Phillips, de Pury & Company began its May 13 evening sale with 22 lots from the collection of Internet entrepreneur and CNET Networks founder Halsey Minor.
NEW YORK—Phillips, de Pury & Company began its May 13 evening sale with 22 lots from the collection of Internet entrepreneur and CNET Networks founder Halsey Minor. The proceeds of the sale were to go towards repaying a $21.6million loan from ML Private Finance, an affiliate of Bank of America’s Merrill Lynch, as ordered by United States District Court for the Southern District of New York last October. Phillips gave up 8 percent points off the buyer’s premium to win the consignment over Christie’s, according to court documents. In all, 19 of the 22 lots sold for a total of $21.05million (estimate: $16.3million/23.8million). A further 26 out of 33 lots from the Minor collection sold for $3million in the day sale.
The star of the evening sale was Richard Prince’s Nurse in Hollywood #4, 2004, which sold to a phone bidder for $6.5million (estimate: $5million/7million), the highest price for a work by Prince since the record £4.2million ($8.5million) paid by fashion designer Valentino Garavani for Overseas Nurse, 2002, at Sotheby’s London in July 2008 (ANL, 7/22/08). It was also the strongest price for Prince since the market—including the artist’s market—succumbed to the recession. Another painting by Prince, The Chatterbox Hotel, 1990, sold for $902,500 (estimate: $800,000/1.2million).
Several works by Ed Ruscha were among the Minor offerings. The top seller was an early, rare bird painting, Angry Because It’s Plaster, Not Milk, 1965, which sold to Deborah McLeod of the Los Angeles branch of Gagosian Gallery for $3.2million (estimate: $2million/3million). Records were set for Mark Grotjahn, whose Untitled (White Butterfly MG01), 2001, sold for $1.4million (estimate: $800.000/1.2million) to a phone bidder, and Walton Ford, whose 118-inch long triptych, Loss of the Lisbon Rhinoceros, 2008, sold for $1million (estimate: $550,000/750,000).

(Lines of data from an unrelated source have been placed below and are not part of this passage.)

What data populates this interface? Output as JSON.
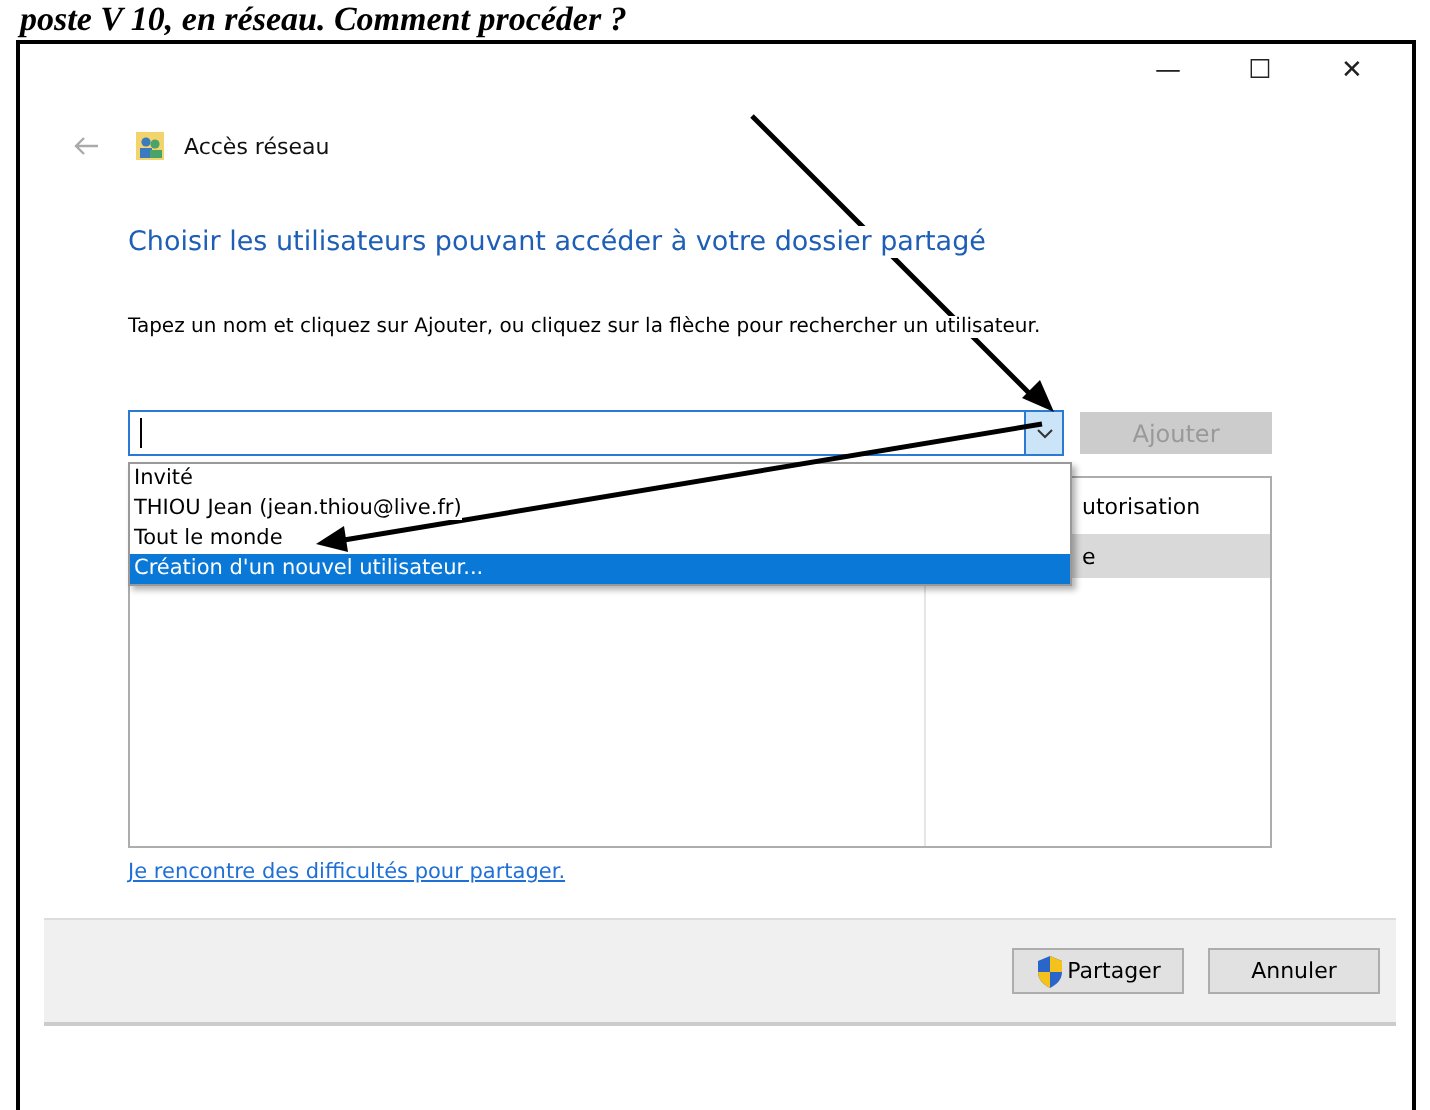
{
  "page_heading": "poste V 10, en réseau. Comment procéder ?",
  "window": {
    "title": "Accès réseau",
    "controls": [
      "—",
      "☐",
      "✕"
    ]
  },
  "heading": "Choisir les utilisateurs pouvant accéder à votre dossier partagé",
  "instruction": "Tapez un nom et cliquez sur Ajouter, ou cliquez sur la flèche pour rechercher un utilisateur.",
  "combo": {
    "expanded": true
  },
  "add_button": {
    "label": "Ajouter",
    "disabled": true
  },
  "dropdown": [
    {
      "label": "Invité",
      "selected": false
    },
    {
      "label": "THIOU Jean (jean.thiou@live.fr)",
      "selected": false
    },
    {
      "label": "Tout le monde",
      "selected": false
    },
    {
      "label": "Création d'un nouvel utilisateur...",
      "selected": true
    }
  ],
  "table": {
    "column_2": "utorisation",
    "rows": [
      {
        "column_2": "e",
        "selected": true
      }
    ]
  },
  "help_link": "Je rencontre des difficultés pour partager.",
  "buttons": [
    {
      "label": "Partager",
      "kind": "shield"
    },
    {
      "label": "Annuler",
      "kind": "plain"
    }
  ]
}
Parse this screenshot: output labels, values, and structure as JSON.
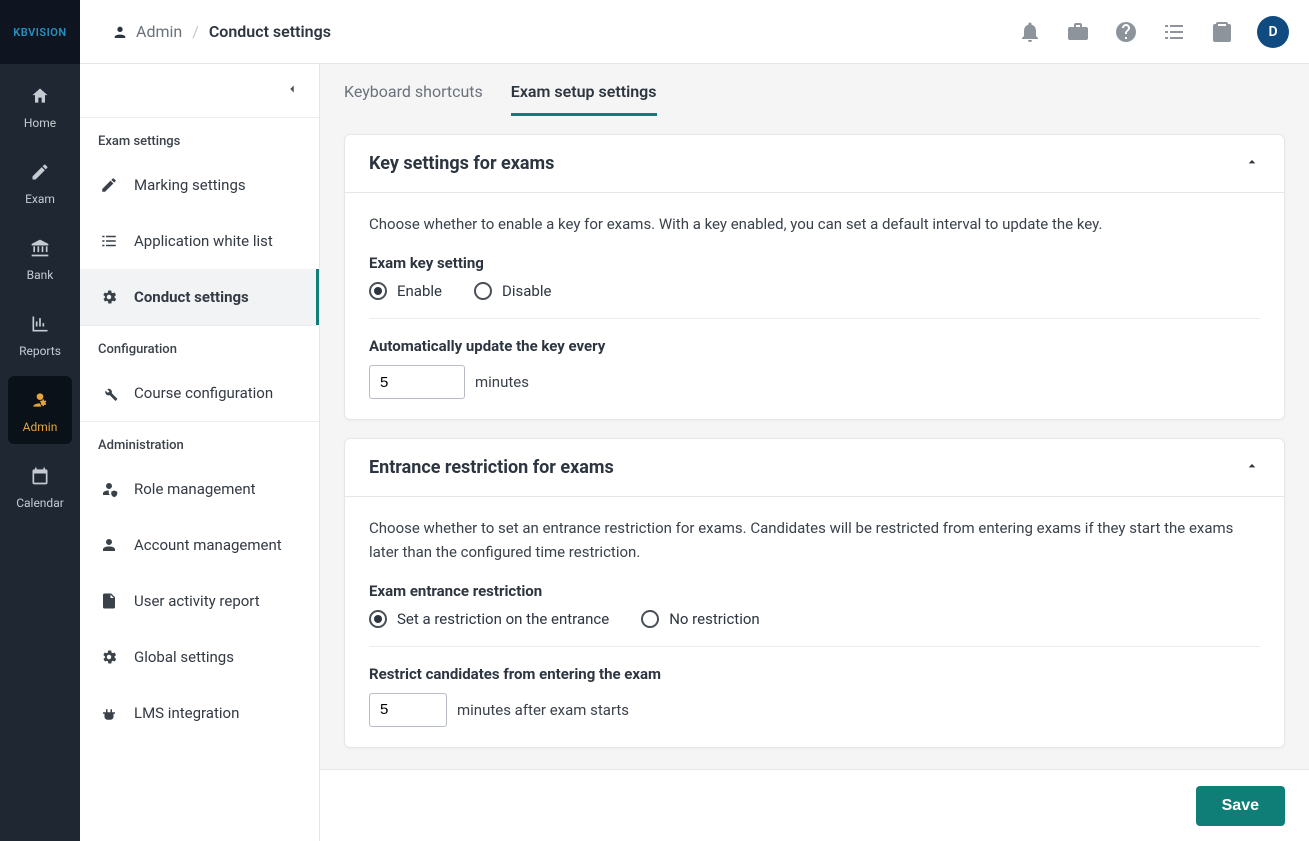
{
  "brand": "KBVISION",
  "avatar_initial": "D",
  "nav": {
    "home": "Home",
    "exam": "Exam",
    "bank": "Bank",
    "reports": "Reports",
    "admin": "Admin",
    "calendar": "Calendar"
  },
  "breadcrumb": {
    "parent": "Admin",
    "current": "Conduct settings"
  },
  "sidebar": {
    "group_exam_settings": "Exam settings",
    "marking_settings": "Marking settings",
    "application_white_list": "Application white list",
    "conduct_settings": "Conduct settings",
    "group_configuration": "Configuration",
    "course_configuration": "Course configuration",
    "group_administration": "Administration",
    "role_management": "Role management",
    "account_management": "Account management",
    "user_activity_report": "User activity report",
    "global_settings": "Global settings",
    "lms_integration": "LMS integration"
  },
  "tabs": {
    "keyboard_shortcuts": "Keyboard shortcuts",
    "exam_setup_settings": "Exam setup settings"
  },
  "key_card": {
    "title": "Key settings for exams",
    "desc": "Choose whether to enable a key for exams. With a key enabled, you can set a default interval to update the key.",
    "radio_label": "Exam key setting",
    "enable": "Enable",
    "disable": "Disable",
    "interval_label": "Automatically update the key every",
    "interval_value": "5",
    "interval_suffix": "minutes"
  },
  "entrance_card": {
    "title": "Entrance restriction for exams",
    "desc": "Choose whether to set an entrance restriction for exams. Candidates will be restricted from entering exams if they start the exams later than the configured time restriction.",
    "radio_label": "Exam entrance restriction",
    "set_restriction": "Set a restriction on the entrance",
    "no_restriction": "No restriction",
    "restrict_label": "Restrict candidates from entering the exam",
    "restrict_value": "5",
    "restrict_suffix": "minutes after exam starts"
  },
  "footer": {
    "save": "Save"
  }
}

There were also a number of works of design in the collection. A record was set for Marc Newson, when a prototype “Lockheed Lounge,” 1988, sold for $2.1million (estimate: $1million/1.5million), but a prototype of another Newson classic, “Pod of Drawers,” 1987, was bought in on an estimate of $500,000/700,000. Another prototype “Pod” had sold to Larry Gagosian, Newson’s dealer, at Christie’s in May 2007 for $1.05million. Also unsold was an artist’s proof of “Orgone Stretch Lounge,” 1993 (estimate: $400,000/600,000). Another example had sold at Sotheby’s London in October 2008 for $729,000. At the Minor sale, Gagosian stepped in to buy Newson’s “Event Horizon Table,” 1992, from an edition of 10, for $242,500 (estimate: $250,000/350,000).

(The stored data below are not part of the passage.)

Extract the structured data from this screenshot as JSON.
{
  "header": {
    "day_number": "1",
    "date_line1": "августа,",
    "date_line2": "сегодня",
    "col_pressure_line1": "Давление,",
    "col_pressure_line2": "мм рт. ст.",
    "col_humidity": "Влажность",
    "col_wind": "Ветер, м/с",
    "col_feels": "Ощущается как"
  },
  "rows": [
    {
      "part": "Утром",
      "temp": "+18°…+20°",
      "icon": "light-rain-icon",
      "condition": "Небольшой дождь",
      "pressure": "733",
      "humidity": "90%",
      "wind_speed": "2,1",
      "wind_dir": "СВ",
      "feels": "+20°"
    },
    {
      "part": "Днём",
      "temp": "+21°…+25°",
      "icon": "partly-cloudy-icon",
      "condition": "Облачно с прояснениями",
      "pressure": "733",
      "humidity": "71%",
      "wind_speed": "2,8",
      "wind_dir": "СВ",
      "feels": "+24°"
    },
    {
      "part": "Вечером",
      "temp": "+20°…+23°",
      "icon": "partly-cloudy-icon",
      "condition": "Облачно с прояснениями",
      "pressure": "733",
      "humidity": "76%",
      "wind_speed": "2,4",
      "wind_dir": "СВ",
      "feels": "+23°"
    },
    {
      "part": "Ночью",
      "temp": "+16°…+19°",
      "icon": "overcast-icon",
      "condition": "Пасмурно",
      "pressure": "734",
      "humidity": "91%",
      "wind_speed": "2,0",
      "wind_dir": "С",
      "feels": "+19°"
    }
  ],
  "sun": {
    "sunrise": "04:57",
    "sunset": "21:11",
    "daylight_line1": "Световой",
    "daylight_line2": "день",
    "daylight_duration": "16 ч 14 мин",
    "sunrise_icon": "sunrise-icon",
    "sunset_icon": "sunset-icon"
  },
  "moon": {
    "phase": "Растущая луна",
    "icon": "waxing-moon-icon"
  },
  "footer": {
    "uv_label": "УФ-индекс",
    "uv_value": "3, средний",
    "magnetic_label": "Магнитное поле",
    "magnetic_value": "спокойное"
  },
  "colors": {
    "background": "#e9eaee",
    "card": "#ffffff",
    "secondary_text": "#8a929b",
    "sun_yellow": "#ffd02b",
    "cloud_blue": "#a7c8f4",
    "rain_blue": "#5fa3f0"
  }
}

One of the better performers in the design section was Diego Giacometti’s “Hommage à Böcklin” console table, ca. 1978, which sold to Phillips Russian-art specialist Ivgenia Naiman, against bidding from collector Laurence Graff, for $602,500 (estimate: $150,000/200,000).

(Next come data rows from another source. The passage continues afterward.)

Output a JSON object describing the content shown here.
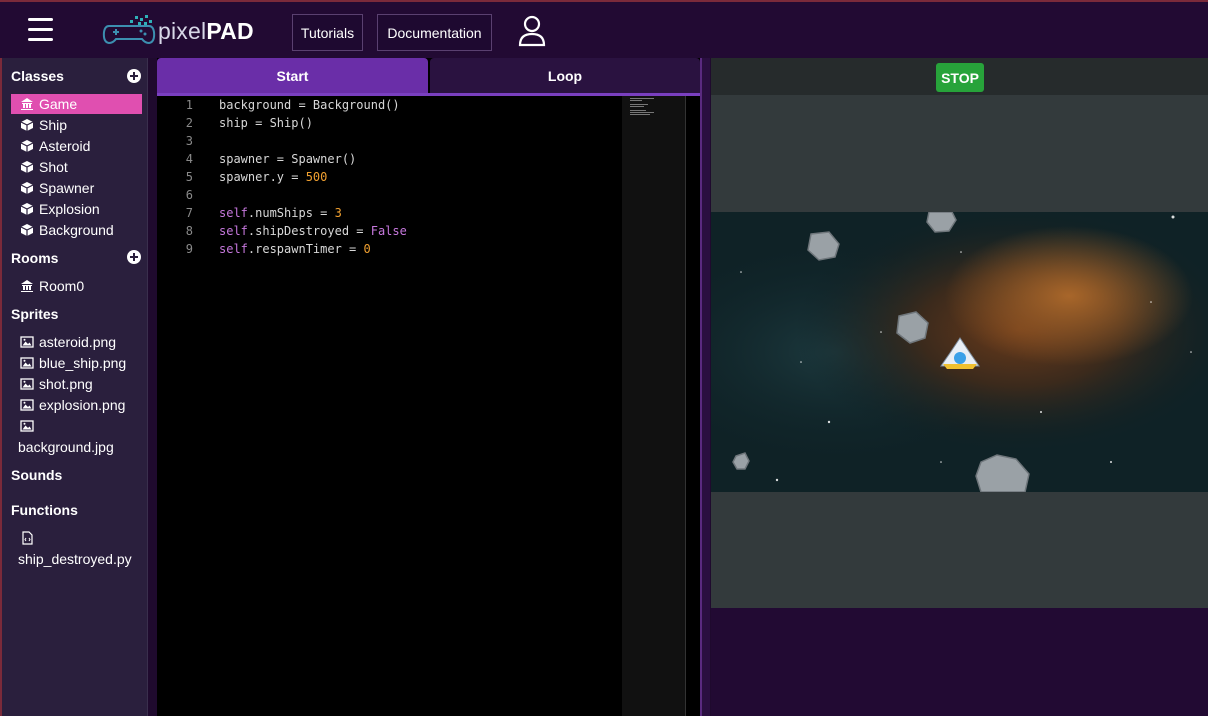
{
  "header": {
    "logo_light": "pixel",
    "logo_bold": "PAD",
    "nav": {
      "tutorials": "Tutorials",
      "documentation": "Documentation"
    }
  },
  "sidebar": {
    "classes": {
      "heading": "Classes",
      "items": [
        "Game",
        "Ship",
        "Asteroid",
        "Shot",
        "Spawner",
        "Explosion",
        "Background"
      ],
      "active": "Game"
    },
    "rooms": {
      "heading": "Rooms",
      "items": [
        "Room0"
      ]
    },
    "sprites": {
      "heading": "Sprites",
      "items": [
        "asteroid.png",
        "blue_ship.png",
        "shot.png",
        "explosion.png",
        "background.jpg"
      ]
    },
    "sounds": {
      "heading": "Sounds"
    },
    "functions": {
      "heading": "Functions",
      "items": [
        "ship_destroyed.py"
      ]
    }
  },
  "editor": {
    "tabs": {
      "start": "Start",
      "loop": "Loop"
    },
    "active_tab": "Start",
    "lines": [
      {
        "n": "1",
        "code": "background = Background()"
      },
      {
        "n": "2",
        "code": "ship = Ship()"
      },
      {
        "n": "3",
        "code": ""
      },
      {
        "n": "4",
        "code": "spawner = Spawner()"
      },
      {
        "n": "5",
        "code": "spawner.y = 500"
      },
      {
        "n": "6",
        "code": ""
      },
      {
        "n": "7",
        "code": "self.numShips = 3"
      },
      {
        "n": "8",
        "code": "self.shipDestroyed = False"
      },
      {
        "n": "9",
        "code": "self.respawnTimer = 0"
      }
    ]
  },
  "game": {
    "stop_label": "STOP"
  },
  "colors": {
    "active_item": "#e04fb0",
    "active_tab": "#6a2ea8",
    "stop_button": "#27a33a",
    "background": "#220a33"
  }
}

The remaining 52 lots of the sale saw only 39 works sell, for a slightly disappointing $16.8million against an estimate of $17.2million/24.6million), bringing the evening’s total to $38.2million, just within the $33.5million/48.5million estimate. A record was set for The Grass Munchers, 2007, a sculpture by Urs Fischer, which sold for $902,500 (estimate: $400,000/600,000), and for Mark Bradford’s All I Need is “One” More Chance, 2002, which sold for $542,500 (estimate: $250,000/350,000).